Sensory Panels: How Much Should You Tell Them?

sensory science

I had a very interesting conversation with one of my sensory panellists. She has been on my panel since I started my career as a sensory panel leader and serves on a number of sensory panels. A career sensory panellist, if you will. She told me that she could tell that the differences between the products that she had to taste was not that large and she was afraid of finding differences that didn’t exist.

Before I started the project, I toyed with the idea of telling my panellists what I expected in terms of the differences between the products and have decided not to. The rule of thumb in sensory evaluation is to share as little information as possible in order to avoid bias. But what if a little bit of information can break false assumptions about the products?

I have investigated the effect of divulging product information to sensory panellists before a tasting as part of my PhD research. I was working on rapid sensory profiling of high alcohol beverages and in one part of my study I tested whether prior information about the alcohol content of a product set could influence the way that the panellists evaluated the samples. While my sample was quite small and the results were only indicative, I found that the information that the panel received about the products did influence their evaluation. For example, when they thought the product had a high alcohol content, they put more emphasis on terms that relates to alcohol content e.g. alcohol burn. (1)

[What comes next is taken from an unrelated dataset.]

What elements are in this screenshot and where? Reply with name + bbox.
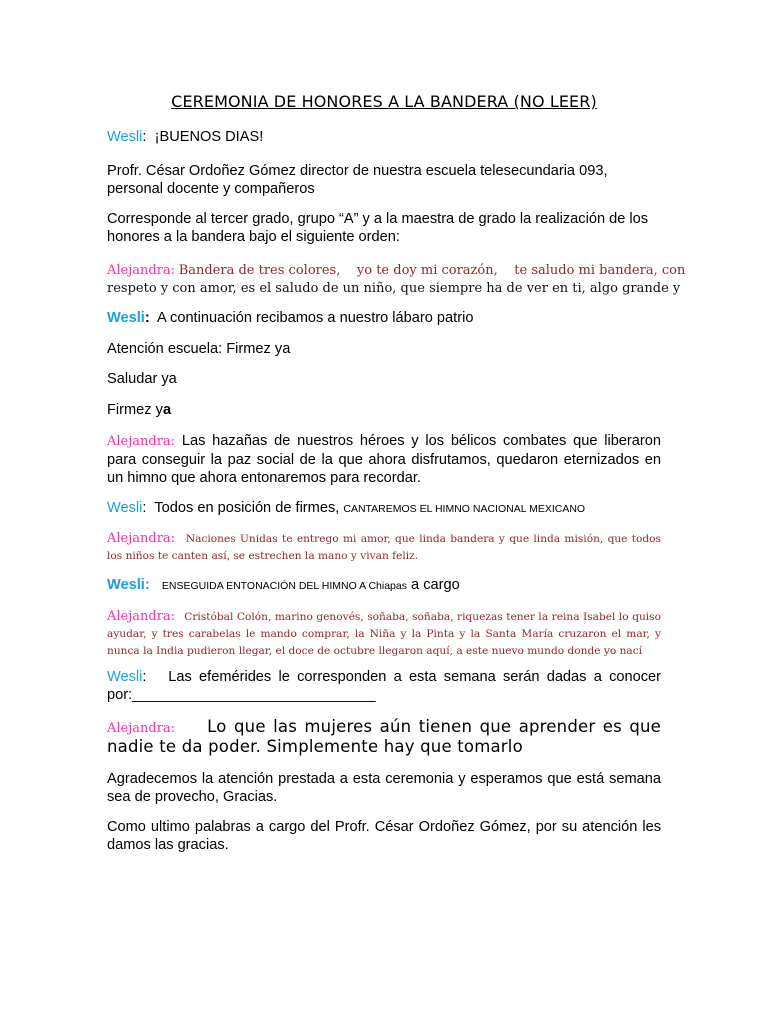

Another example of assumptions that panellists make when evaluating a product is their responses in a difference test. The nature of the test is to test for differences, so the assumption that many panellists make is that the difference must be perceivable. In my experience, in a difference from control test, new panellists often show a left skew in their data because they rate differences to be larger than they actually are. That’s why I always insert a blind control. And don’t get me started on triangle tests and panellists insisting that we got the sample coding wrong because they could “definitely taste the difference!”

So where does that leave us? I believe that it is okay to share information if you run a risk of bias due to incorrect assumptions. While I don’t think it is possible to pre-empt every single possible assumption that your panellists may make, it’s a good idea to put yourself in your panellists’ shoes when you plan your project. The information that you give your panellists can influence your results just as much as the instruction on your ballot.